As I sat in the backseat of my parent’s black Jetta, military police ripped me from my car seat and quickly carried me into my kindergarten classroom. I cried for my mom as she calmly waved and drove away. I was confused by the juxtaposition of my mother’s relaxed demeanor to my blood-curdling yells for her. I don’t remember class that day, but I remember the few-hundred feet of gray concrete feeling like an eternal road with yelling on all sides. At the gates, the Topeka-based Westboro Baptist Church screamed and picketed.
It was the first day back to school after the airliners hit the World Trade Center on Sept. 11, 2001. I was four years old living on Fort Riley in Kansas–my mother was recently discharged from the army, my father was on active duty.
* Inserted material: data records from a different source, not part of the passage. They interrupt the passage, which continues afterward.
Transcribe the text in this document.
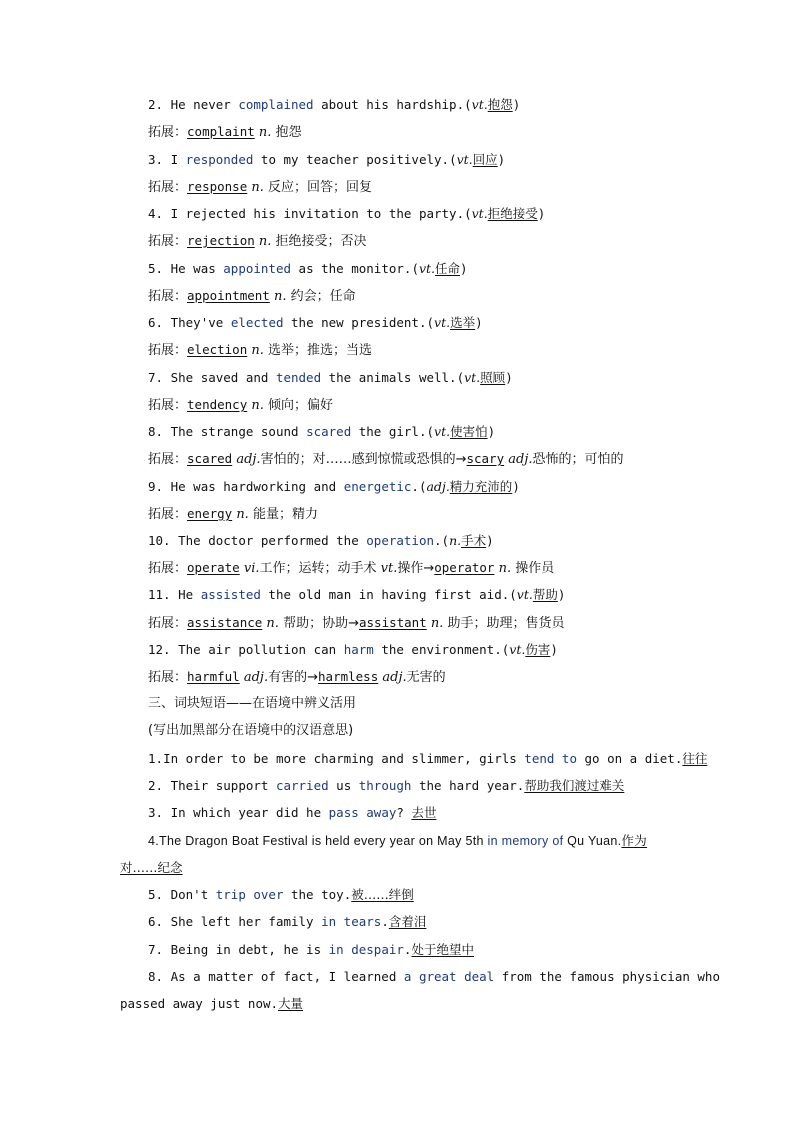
2. He never complained about his hardship.(vt.抱怨)
拓展：complaint n. 抱怨
3. I responded to my teacher positively.(vt.回应)
拓展：response n. 反应；回答；回复
4. I rejected his invitation to the party.(vt.拒绝接受)
拓展：rejection n. 拒绝接受；否决
5. He was appointed as the monitor.(vt.任命)
拓展：appointment n. 约会；任命
6. They've elected the new president.(vt.选举)
拓展：election n. 选举；推选；当选
7. She saved and tended the animals well.(vt.照顾)
拓展：tendency n. 倾向；偏好
8. The strange sound scared the girl.(vt.使害怕)
拓展：scared adj.害怕的；对……感到惊慌或恐惧的→scary adj.恐怖的；可怕的
9. He was hardworking and energetic.(adj.精力充沛的)
拓展：energy n. 能量；精力
10. The doctor performed the operation.(n.手术)
拓展：operate vi.工作；运转；动手术 vt.操作→operator n. 操作员
11. He assisted the old man in having first aid.(vt.帮助)
拓展：assistance n. 帮助；协助→assistant n. 助手；助理；售货员
12. The air pollution can harm the environment.(vt.伤害)
拓展：harmful adj.有害的→harmless adj.无害的
三、词块短语——在语境中辨义活用
(写出加黑部分在语境中的汉语意思)
1.In order to be more charming and slimmer, girls tend to go on a diet.往往
2. Their support carried us through the hard year.帮助我们渡过难关
3. In which year did he pass away? 去世
4.The Dragon Boat Festival is held every year on May 5th in memory of Qu Yuan.作为
对……纪念
5. Don't trip over the toy.被……绊倒
6. She left her family in tears.含着泪
7. Being in debt, he is in despair.处于绝望中
8. As a matter of fact, I learned a great deal from the famous physician who
passed away just now.大量
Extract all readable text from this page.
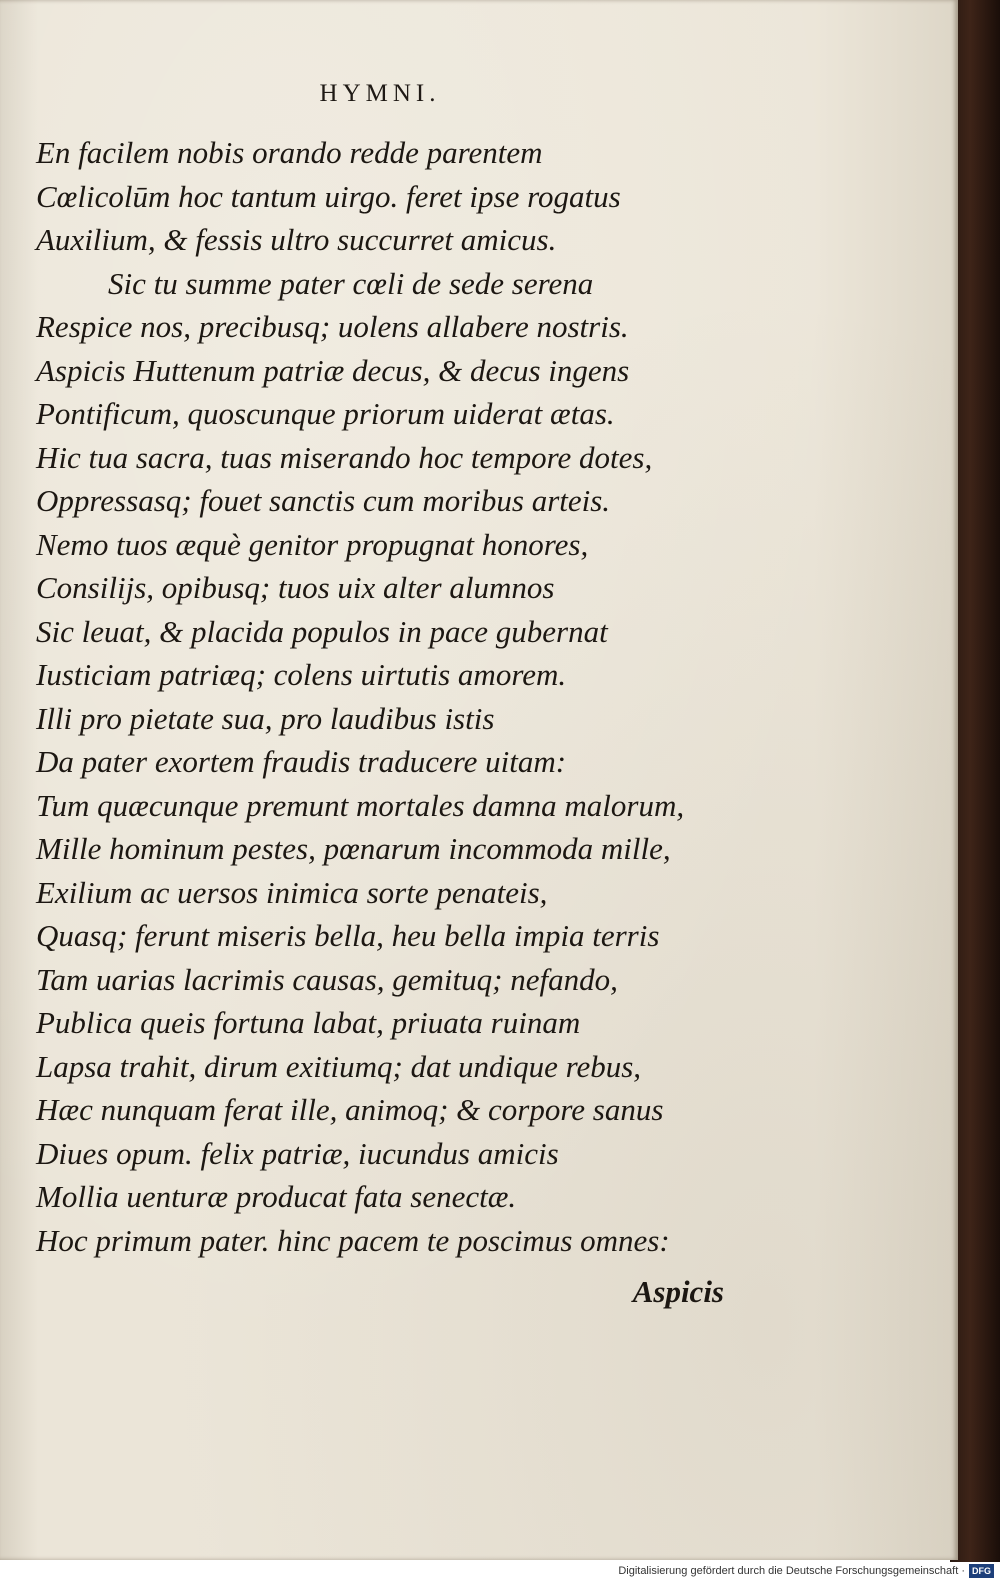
HYMNI.
En facilem nobis orando redde parentem
Cœlicolūm hoc tantum uirgo. feret ipse rogatus
Auxilium, & fessis ultro succurret amicus.
Sic tu summe pater cœli de sede serena
Respice nos, precibusq; uolens allabere nostris.
Aspicis Huttenum patriæ decus, & decus ingens
Pontificum, quoscunque priorum uiderat ætas.
Hic tua sacra, tuas miserando hoc tempore dotes,
Oppressasq; fouet sanctis cum moribus arteis.
Nemo tuos æquè genitor propugnat honores,
Consilijs, opibusq; tuos uix alter alumnos
Sic leuat, & placida populos in pace gubernat
Iusticiam patriæq; colens uirtutis amorem.
Illi pro pietate sua, pro laudibus istis
Da pater exortem fraudis traducere uitam:
Tum quæcunque premunt mortales damna malorum,
Mille hominum pestes, pœnarum incommoda mille,
Exilium ac uersos inimica sorte penateis,
Quasq; ferunt miseris bella, heu bella impia terris
Tam uarias lacrimis causas, gemituq; nefando,
Publica queis fortuna labat, priuata ruinam
Lapsa trahit, dirum exitiumq; dat undique rebus,
Hæc nunquam ferat ille, animoq; & corpore sanus
Diues opum. felix patriæ, iucundus amicis
Mollia uenturæ producat fata senectæ.
Hoc primum pater. hinc pacem te poscimus omnes:
Aspicis
Digitalisierung gefördert durch die Deutsche Forschungsgemeinschaft · DFG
He would often come home after working escort service, attending to the caskets of fallen soldiers, complaining about the Westboro Baptist Church picketing the removal of the caskets from airplanes to be delivered to the soldiers’ funerals with signs such as “God Hates America.” The sight of their signs and sound of their screams would terrify me as we left the fort gates to go to different cities.
When my parents separated and I left Kansas is the summer of 2002, I thought I would never see that level of hate again–especially in California. On Monday, Nov. 12, that idyllic harmony was shattered.
With my camera in the passenger seat, I pulled over on First Street in Claremont to witness the Westboro Baptist Church’s protest against queer education classes at Claremont High School and Pomona College. Cautiously, I crept over to the opposite corner and attached my 70-300mm lens to begin shooting. I could hear the protestors singing parodies of popular gay-culture songs. They sang to Macklemore’s “Same Love,” but instead of Mary Lambert singing “I can’t change, even if I tried, even if I wanted to,” they sang “You can change, you can try, you just have to want to.” Two women stood front and center, proudly carrying four double-sided signs each. One wore a jacket with the church’s website, godhatesfags.com, on the front and three flags wrapped around her waist–an upside down American flag, an upside down rainbow flag and the flag of Israel. She vehemently yelled, sang to their songs and shook her signs at passing cars.
Soon, I noticed that what I thought was a large anti-gay protest, was really about 12 people surrounded on either side by pro-gay counter-protesters. I saw other press photographers and felt that it was safe to get closer. I stood with the pro-gay protesters, shooting from their side of the demonstration, wary of the violence I associated with the Westboro Baptist Church as a child. I had told my parents the night before what I was going to do the following morning, and they made me promise not to get too close.
At first, I stood with a group of about eight students and Claremont residents with pro-gay rights signs. Soon, a young black man wearing a rainbow tie brought a speaker and played disco music. Quickly after, more students began to gather with signs of their own and glitter painted on their faces. A young woman, bald with a masculine look, rode up on her bike to greet her girlfriend with a kiss, shocking the anti-gay protesters. Then a man with a wagon full of donuts and coffee walked through the gaggle of anti-gay protesters who stared at the food and thought it was for them until he continued to walk to the other side of the street where he flipped down the sign on his wagon to reveal his message, “God loves everyone.”
As the time reached 7:50 a.m., five minutes passed their scheduled protest, the group of Westboro Baptist Church protestors walked to their cars as their counterparts ate donuts, drank coffee, and performed to the Village People’s “YMCA,” triumphantly waving goodbye.
What really resonated with me after this event, was speaking to an older woman, Claremont resident Rose Ash. She carried a poster with “Love Triumphs” written in pink marker. I asked her why she showed up to a counter-protest at 6 a.m. on a Monday morning that mostly young people were at.
She replied, “A basic principle of mine is to bare witness to evil and hate. I believe strongly that when you see it, you must take action. Evil has come to my town and I’m here to witness it and tell it to go away.”